Однажды кто — то из докторов (кажется, Задлер) пригласил меня посетить большой сухопутный военный госпиталь на Выборгской. И госпиталь, и в особенности заведовавший им главный доктор представились мне чем — то фантастическим, из «Тысячи и одной ночи».
Старое здание госпиталя показалось мне целым городом; тут были и огромные каменные постройки, и деревянные дома, и домики, занимавшие целые улицы, и все это было переполнено больными, фельдшерами, служителями; по коридорам каменных зданий и из одного дома в другой шмыгал беспрестанно этот многочисленный персонал, носил, приносил, переносил, шумел, бранился.

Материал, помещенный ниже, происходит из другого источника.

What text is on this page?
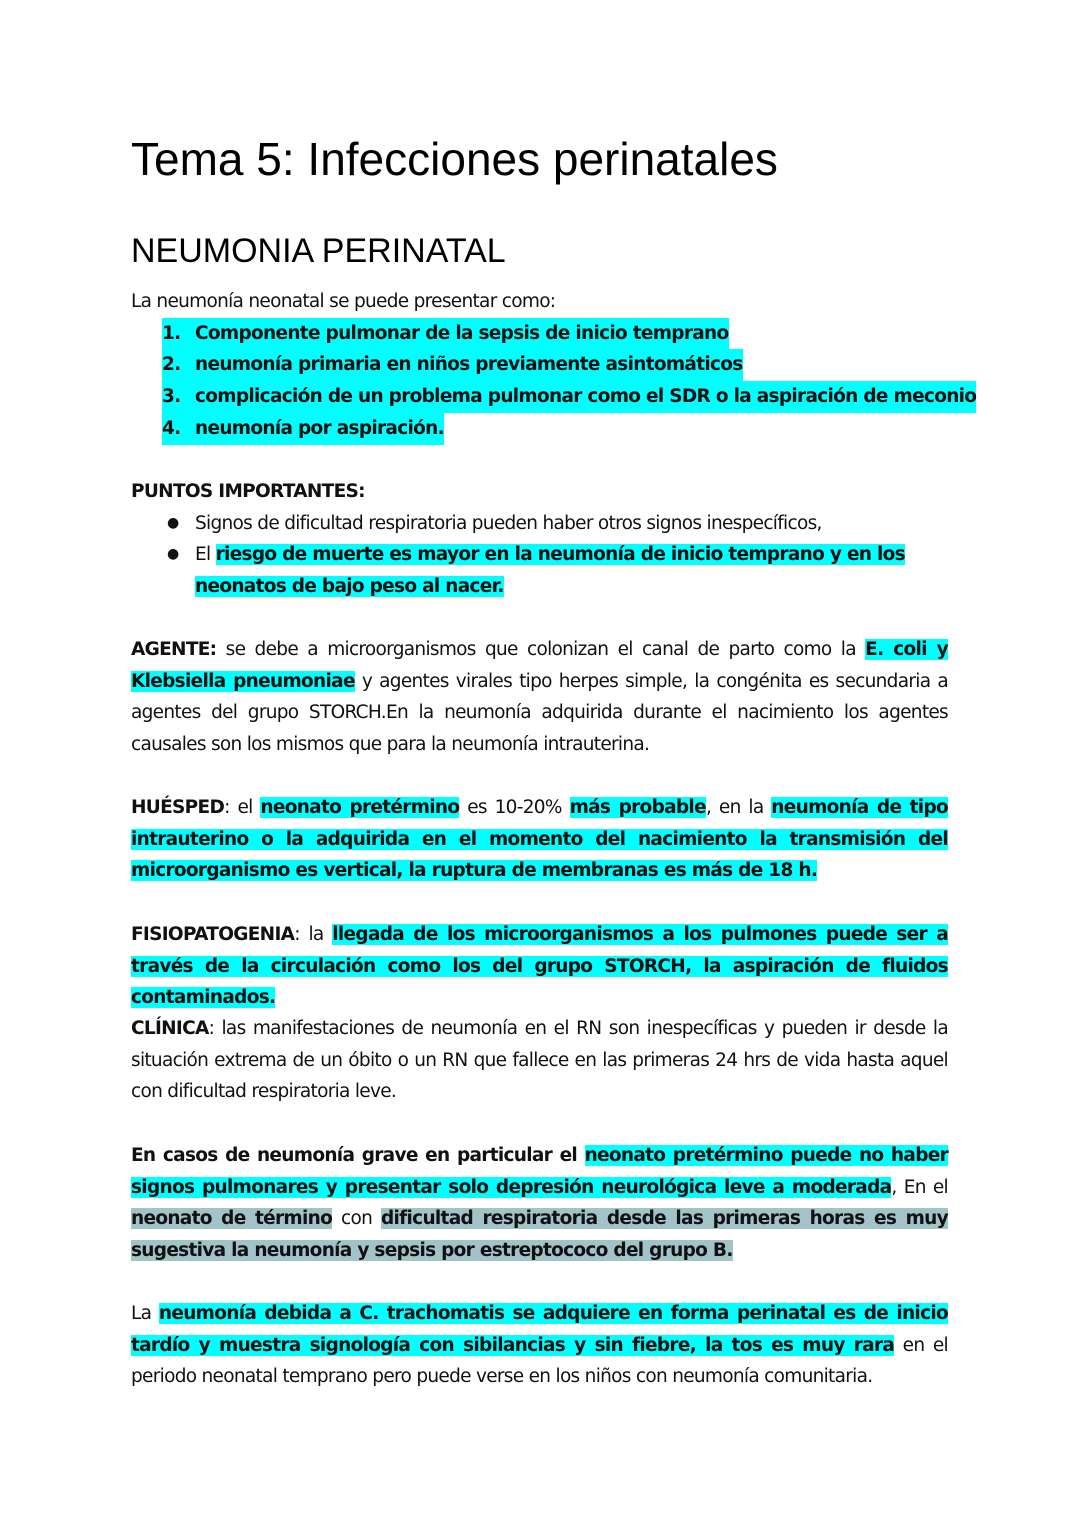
Tema 5: Infecciones perinatales
NEUMONIA PERINATAL
La neumonía neonatal se puede presentar como:
1. Componente pulmonar de la sepsis de inicio temprano
2. neumonía primaria en niños previamente asintomáticos
3. complicación de un problema pulmonar como el SDR o la aspiración de meconio
4. neumonía por aspiración.
PUNTOS IMPORTANTES:
● Signos de dificultad respiratoria pueden haber otros signos inespecíficos,
● El riesgo de muerte es mayor en la neumonía de inicio temprano y en los neonatos de bajo peso al nacer.

AGENTE: se debe a microorganismos que colonizan el canal de parto como la E. coli y Klebsiella pneumoniae y agentes virales tipo herpes simple, la congénita es secundaria a agentes del grupo STORCH.En la neumonía adquirida durante el nacimiento los agentes causales son los mismos que para la neumonía intrauterina.

HUÉSPED: el neonato pretérmino es 10-20% más probable, en la neumonía de tipo intrauterino o la adquirida en el momento del nacimiento la transmisión del microorganismo es vertical, la ruptura de membranas es más de 18 h.

FISIOPATOGENIA: la llegada de los microorganismos a los pulmones puede ser a través de la circulación como los del grupo STORCH, la aspiración de fluidos contaminados.

CLÍNICA: las manifestaciones de neumonía en el RN son inespecíficas y pueden ir desde la situación extrema de un óbito o un RN que fallece en las primeras 24 hrs de vida hasta aquel con dificultad respiratoria leve.

En casos de neumonía grave en particular el neonato pretérmino puede no haber signos pulmonares y presentar solo depresión neurológica leve a moderada, En el neonato de término con dificultad respiratoria desde las primeras horas es muy sugestiva la neumonía y sepsis por estreptococo del grupo B.

La neumonía debida a C. trachomatis se adquiere en forma perinatal es de inicio tardío y muestra signología con sibilancias y sin fiebre, la tos es muy rara en el periodo neonatal temprano pero puede verse en los niños con neumonía comunitaria.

Но главный curiosum был сам главный доктор. Откуда у нас выкопали такое допотопное, нет, не допотопное, а просто невозможное животное, каким представлялся мне доктор Флорио, едва ли кто решит путем исторического дознания.
Мне известно было только, что Флорио, родом итальянец, принят на русскую службу, вероятно, еще в 1812–1813 гг., любимец баронета Виллье, действительный статский советник и кавалер.
Посторонние лица, входившие во время докторского визита в одну из огромных палат сухопутного госпиталя, нередко могли быть свидетелями следующей сцены.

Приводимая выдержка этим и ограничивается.